Hi, I'm the author of JSZip. This sentence is kind of awkward. What I meant is that a lot of data is generated in the browser, and traditionally (at least at the time I wrote this library almost 5 years ago) this would involve sending the data back to your server to zip it up and send it back to the user for download. Instead this can all be done client side.

As an example, someone told me about a web app[1] which allows you to create an animated sprite offline. They use JSZip to let you download all the frames in one file.

There's actually an outstanding PR[2] to update the documentation that I still need to review, hopefully that makes things clearer.

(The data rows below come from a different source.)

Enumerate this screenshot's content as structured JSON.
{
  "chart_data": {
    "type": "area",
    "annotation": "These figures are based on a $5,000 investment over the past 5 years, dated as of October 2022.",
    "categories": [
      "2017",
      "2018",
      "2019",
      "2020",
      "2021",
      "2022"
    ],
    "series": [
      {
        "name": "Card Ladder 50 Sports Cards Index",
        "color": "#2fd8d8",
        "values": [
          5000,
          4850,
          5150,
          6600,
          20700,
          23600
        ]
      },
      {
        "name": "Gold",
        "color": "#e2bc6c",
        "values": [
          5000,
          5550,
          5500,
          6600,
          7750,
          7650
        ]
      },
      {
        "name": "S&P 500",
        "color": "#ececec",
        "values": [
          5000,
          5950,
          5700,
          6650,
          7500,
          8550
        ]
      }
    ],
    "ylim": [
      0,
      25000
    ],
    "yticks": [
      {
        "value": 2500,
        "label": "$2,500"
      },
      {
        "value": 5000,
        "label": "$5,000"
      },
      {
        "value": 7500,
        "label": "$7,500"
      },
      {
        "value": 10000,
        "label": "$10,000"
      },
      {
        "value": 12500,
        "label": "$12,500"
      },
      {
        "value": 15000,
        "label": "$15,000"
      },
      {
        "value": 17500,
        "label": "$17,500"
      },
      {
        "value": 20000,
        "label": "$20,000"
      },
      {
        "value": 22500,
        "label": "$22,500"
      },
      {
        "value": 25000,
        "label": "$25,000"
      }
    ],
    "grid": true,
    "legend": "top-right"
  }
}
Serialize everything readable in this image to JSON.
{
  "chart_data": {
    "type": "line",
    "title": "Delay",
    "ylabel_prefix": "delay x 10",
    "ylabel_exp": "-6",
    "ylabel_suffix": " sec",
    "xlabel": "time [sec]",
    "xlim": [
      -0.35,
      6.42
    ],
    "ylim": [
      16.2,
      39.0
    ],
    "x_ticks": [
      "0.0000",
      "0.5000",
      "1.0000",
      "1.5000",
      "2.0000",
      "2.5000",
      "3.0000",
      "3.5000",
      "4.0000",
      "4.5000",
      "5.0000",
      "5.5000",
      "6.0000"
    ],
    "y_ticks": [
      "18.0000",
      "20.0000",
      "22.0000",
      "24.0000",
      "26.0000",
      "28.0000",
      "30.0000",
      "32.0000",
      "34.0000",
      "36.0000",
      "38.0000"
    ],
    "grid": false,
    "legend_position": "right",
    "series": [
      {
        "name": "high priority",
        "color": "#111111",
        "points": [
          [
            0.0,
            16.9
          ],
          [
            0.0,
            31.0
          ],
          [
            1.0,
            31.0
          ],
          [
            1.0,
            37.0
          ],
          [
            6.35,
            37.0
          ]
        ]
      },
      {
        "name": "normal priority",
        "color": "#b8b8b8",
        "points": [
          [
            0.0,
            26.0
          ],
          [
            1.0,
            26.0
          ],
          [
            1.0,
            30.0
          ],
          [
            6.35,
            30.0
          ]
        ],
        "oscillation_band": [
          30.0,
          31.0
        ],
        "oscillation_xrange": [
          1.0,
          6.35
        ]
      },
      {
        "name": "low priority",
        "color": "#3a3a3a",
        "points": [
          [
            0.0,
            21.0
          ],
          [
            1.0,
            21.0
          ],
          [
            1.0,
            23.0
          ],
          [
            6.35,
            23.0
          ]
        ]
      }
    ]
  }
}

[1] http://www.piskelapp.com/ [2] https://github.com/Stuk/jszip/pull/114

jordanscales · on April 20, 2014

Consider something like bootstrap, which allows you to customize your download before sending you a zip file.

The assets are already loaded (since you're viewing the bootstrap demo page), so instead of making a request to another server to generate some sort of compressed file for you, that labor is offloaded to the client.

stu_k · on April 20, 2014

In fact the bootstrap customizer does indeed use JSZip to create the zipped download! See http://getbootstrap.com/assets/js/customize.min.js

nacs · on April 20, 2014

Except you're unnecessarily bogging down the user's browser to a far greater extent (base64 encoding/decoding everything on a possibly underpowered CPU/IO) than the amount of work it would take to do it on the server (pure binary processing on a high end CPU).

I'm guessing Bootstrap can do it because they know most Bootstrap users are developers with decent PCs but for a more mainstream audience, it would be problematic.

kalleboo · on April 20, 2014

Have you used Mega.com? It does in-browser (JavaScript) encryption of uploads and downloads. And I can still hit 5 MB/s throughput. JavaScript can handle Zip compression easily.

For most users, bandwidth is in shorter supply than CPU. Especially on mobile (your constrained CPU/IO case), where people are using 3G or worse, which is often even billed by the MB.

TD-Linux · on April 20, 2014

Except that most clients are ridiculously overpowered compared to a heavily loaded server. Even the slowest 1.3ghz core 2 duo is better than a high end xeon if there are 10 users at one time.

TheZenPsycho · on April 20, 2014

Once again, a hacker news commenter's idea of what in browser javascript performance is like is ridiculously 15 years out of date.

It's 2014 now. Your iphone is 10 times faster than your 1998 pentium 2. Even with the JS vm penalty.

Unless you're zipping 70mb files, there's no chance you're overwhelming anyone's browser.

The usecase for this is the same you'd have for any desktop application: A handy "binary file format" library. Data portability wins.

lmz · on April 20, 2014

It seems that the data to be zipped is also on the client side (e.g. a color scheme designer tool that wants to bundle some css files and a background image). If the alternative is sending the uncompressed data back to the server and having the server bundle them up into a zip, this approach saves bandwidth.

clxl · on April 20, 2014

Atwood's law in action

collyw · on April 20, 2014

Is this really news? Almost every server side language out there will have a zip library, and I doubt any of those got mentioned on HN.

kalleboo · on April 20, 2014

Server-side languages, yes. There are lots of those, so each one doesn't impact many. But there's only one client-side language on the web, so it impacts everyone.

collyw · on April 21, 2014

So we are reporting it just because it is JavaScript.

avmich · on April 22, 2014

Yes. JavaScript is lingua franca of the Web, so it may be important to have a particular functionality implemented in JavaScript.

This way, if you, say, want to take a part of the program and use it elsewhere, you have the advantage of the same language. If you want to ask a question about the program, you can count on other people knowing the language. If you want to illustrate something using a program, you have a common ground here.